One of the beauties of a Lethbridge College education is that it can take you to some unexpected places. For Erinn Shirley, it has taken her from Lethbridge to the plains of Montana, the wilds of Alaska and all the way to the corridors of power in Washington D.C. It’s all heady stuff for someone born and raised here in Lethbridge who got her start dreaming of becoming a park ranger.
“I wanted to be outside, in the mountains, hiking all day,” Erinn recalls. “It seemed like the kind of career where you do that and not feel like you are working.” Following a tip from a park ranger who spoke at her high school, Erinn joined the Renewable Resource Management program at the college. “I learned so much about our natural resources and about life at Lethbridge College,” she says. “It was there that I learned that I wanted to focus on wildlife biology.”
After graduation, Erinn went on to attend the University of Montana, where she earned a Bachelor of Science in Wildlife Biology degree in 2002 and took a full-time job with the B ureau of Land Management in Fairbanks, Alaska. “That was the most adventurous work I’ve done by far,” says Erinn. “I was involved in cleaning up old mine sites, removing contaminants from soil and water, and ensuring archeological and biological aspects at these sites were considered in the remediation plans, all while getting around Alaska on planes, helicopters, ATVs, and snowmobiles.”
Erinn followed that experience up with stints in Montana and New Mexico, landing with the bureau headquarters in the U.S. capital in 2008. In January 2020, Erinn took on the mantle of National Natural Resource Damage Assessment and Restoration (NRDAR) Coordinator with the U.S. Fish and Wildlife Service, where she is responsible for helping lead efforts to restore habitat and protect wildlife for the whole U.S.A. That’s a big change from the fieldwork she had spent much of her career on, but Erinn says it makes a difference in a different way.
“Working at headquarters involves a bit of liaising, lots of administrative work, informing leadership of the on-theground efforts and needs, managing budgets, and working with the field NRDAR coordinators to guide or get them the answers they need,” she says. “In D.C., I’m close to the government and can influence change and provide the field with the policy and budgets to restore habitat and wildlife populations.

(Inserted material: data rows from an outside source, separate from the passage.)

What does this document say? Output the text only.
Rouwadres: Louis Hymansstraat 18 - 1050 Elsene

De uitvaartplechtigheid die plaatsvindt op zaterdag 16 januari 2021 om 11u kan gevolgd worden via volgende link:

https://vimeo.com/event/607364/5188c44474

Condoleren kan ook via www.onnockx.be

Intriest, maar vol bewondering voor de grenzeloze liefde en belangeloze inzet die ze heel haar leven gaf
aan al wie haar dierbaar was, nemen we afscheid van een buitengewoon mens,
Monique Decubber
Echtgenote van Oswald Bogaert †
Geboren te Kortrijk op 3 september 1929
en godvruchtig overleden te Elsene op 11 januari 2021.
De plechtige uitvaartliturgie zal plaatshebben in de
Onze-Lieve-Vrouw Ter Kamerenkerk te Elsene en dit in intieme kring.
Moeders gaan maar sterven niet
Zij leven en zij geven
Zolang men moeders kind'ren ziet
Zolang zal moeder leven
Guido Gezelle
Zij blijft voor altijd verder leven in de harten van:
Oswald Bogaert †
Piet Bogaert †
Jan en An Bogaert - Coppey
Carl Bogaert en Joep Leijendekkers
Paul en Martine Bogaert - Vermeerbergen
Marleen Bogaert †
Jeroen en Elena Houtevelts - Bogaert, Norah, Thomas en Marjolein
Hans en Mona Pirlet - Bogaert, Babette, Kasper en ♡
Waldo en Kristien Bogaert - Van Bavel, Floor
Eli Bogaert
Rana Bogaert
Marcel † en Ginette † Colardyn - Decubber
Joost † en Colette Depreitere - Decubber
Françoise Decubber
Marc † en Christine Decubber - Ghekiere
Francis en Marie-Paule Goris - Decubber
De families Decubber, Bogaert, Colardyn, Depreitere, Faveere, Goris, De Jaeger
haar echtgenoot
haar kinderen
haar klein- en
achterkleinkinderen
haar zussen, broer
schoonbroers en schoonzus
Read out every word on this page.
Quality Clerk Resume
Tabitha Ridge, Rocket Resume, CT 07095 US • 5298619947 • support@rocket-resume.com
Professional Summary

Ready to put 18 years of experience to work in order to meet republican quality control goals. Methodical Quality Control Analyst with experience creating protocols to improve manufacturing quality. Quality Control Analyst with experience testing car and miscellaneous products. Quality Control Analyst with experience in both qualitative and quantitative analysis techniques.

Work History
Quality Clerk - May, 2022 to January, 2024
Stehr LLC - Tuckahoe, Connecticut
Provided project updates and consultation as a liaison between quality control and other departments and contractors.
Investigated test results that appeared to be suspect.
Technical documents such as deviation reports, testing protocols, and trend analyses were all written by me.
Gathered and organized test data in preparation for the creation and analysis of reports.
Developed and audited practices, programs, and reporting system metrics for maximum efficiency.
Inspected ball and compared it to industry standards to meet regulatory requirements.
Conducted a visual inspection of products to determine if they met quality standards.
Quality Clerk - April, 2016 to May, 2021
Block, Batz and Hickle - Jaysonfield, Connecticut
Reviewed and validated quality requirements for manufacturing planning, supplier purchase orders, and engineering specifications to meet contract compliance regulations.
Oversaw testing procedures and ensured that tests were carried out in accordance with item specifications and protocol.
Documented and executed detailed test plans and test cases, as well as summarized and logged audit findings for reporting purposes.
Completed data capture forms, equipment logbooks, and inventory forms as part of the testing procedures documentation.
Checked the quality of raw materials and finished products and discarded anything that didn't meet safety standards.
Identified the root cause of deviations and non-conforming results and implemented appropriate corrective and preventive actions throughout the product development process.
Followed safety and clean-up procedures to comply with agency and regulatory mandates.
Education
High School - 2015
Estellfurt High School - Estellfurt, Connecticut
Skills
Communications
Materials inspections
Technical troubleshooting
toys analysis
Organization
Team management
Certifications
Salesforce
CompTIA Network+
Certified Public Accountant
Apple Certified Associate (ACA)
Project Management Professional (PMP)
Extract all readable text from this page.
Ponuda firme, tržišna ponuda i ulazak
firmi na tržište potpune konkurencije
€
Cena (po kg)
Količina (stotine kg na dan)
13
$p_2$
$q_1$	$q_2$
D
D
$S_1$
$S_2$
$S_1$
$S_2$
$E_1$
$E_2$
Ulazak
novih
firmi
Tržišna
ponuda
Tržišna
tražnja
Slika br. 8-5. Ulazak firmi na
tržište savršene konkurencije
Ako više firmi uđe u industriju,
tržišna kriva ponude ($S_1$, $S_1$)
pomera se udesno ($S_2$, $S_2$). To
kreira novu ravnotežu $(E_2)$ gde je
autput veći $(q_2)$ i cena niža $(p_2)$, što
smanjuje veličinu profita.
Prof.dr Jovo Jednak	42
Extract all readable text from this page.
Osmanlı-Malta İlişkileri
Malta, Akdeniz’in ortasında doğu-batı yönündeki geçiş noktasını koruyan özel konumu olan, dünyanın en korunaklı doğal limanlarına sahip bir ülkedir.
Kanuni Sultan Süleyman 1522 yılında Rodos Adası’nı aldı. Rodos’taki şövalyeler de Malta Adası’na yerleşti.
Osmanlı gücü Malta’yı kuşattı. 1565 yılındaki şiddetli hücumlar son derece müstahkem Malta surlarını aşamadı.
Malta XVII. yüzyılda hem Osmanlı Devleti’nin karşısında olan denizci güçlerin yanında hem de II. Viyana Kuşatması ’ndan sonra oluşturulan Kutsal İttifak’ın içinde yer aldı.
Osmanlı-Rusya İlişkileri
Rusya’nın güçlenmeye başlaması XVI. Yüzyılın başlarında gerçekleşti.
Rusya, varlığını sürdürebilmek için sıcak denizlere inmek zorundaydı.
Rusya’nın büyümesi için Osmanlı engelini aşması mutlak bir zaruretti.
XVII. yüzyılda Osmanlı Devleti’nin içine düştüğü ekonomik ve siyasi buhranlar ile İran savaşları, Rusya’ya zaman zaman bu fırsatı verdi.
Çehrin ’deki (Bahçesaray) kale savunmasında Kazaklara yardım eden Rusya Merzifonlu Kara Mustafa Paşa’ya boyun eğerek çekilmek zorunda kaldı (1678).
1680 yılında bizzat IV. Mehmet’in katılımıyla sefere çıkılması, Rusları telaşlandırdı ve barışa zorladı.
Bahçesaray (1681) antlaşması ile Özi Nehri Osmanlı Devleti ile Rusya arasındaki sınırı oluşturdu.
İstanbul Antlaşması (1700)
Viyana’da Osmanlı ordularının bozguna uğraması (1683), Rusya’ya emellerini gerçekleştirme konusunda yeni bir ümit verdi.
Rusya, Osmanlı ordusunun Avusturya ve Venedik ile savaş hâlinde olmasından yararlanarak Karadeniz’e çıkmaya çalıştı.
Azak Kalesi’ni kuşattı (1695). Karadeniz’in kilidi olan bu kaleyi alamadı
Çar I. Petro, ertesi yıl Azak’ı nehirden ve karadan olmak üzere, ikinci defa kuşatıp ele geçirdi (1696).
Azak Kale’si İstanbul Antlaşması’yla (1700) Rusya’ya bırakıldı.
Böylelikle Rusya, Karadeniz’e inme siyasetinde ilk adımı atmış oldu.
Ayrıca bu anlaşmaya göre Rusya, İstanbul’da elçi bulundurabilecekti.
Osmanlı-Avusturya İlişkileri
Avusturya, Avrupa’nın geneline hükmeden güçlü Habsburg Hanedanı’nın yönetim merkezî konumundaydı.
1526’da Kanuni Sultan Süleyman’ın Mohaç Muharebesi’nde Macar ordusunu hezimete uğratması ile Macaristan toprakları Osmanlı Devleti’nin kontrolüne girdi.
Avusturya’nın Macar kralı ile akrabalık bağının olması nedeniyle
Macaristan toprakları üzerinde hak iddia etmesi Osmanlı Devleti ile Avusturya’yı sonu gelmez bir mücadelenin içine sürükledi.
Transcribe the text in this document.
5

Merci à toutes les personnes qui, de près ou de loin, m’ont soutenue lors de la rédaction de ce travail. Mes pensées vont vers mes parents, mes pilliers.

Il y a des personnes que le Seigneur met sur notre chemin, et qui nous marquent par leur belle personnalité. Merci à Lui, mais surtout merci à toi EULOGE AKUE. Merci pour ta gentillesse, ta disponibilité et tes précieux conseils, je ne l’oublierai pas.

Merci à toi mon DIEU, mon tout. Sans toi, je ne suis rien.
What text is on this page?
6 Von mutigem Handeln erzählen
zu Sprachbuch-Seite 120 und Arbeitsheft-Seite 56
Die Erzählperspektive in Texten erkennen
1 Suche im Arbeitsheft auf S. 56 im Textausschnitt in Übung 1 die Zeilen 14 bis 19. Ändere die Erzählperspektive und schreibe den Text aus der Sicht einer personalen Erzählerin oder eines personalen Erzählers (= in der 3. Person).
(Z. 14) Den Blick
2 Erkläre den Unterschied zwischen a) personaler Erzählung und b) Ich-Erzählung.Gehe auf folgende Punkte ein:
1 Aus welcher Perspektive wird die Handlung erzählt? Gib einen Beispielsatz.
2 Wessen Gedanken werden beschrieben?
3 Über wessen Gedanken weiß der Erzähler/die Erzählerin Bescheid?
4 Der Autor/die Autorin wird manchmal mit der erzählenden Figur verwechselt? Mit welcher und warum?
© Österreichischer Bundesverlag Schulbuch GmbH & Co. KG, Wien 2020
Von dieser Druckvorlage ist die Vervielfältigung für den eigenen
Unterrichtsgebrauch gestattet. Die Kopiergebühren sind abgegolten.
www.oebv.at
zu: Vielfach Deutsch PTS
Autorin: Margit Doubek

That’s its own kind of satisfaction.”
While she may be in an office job now, Erinn’s heart still belongs to the great outdoors. “When I was working in the field – driving down the Dalton Highway in the middle of winter to snowmachine out to a site that was being cleaned up or bouncing in the seat of the truck crossing through ponderosa pines and fields of wildflowers, I would often pinch myself like ‘You’re getting paid for this!’ Working at headquarters is exciting and fast-paced, but I suppose at my core I would love to be working outside.”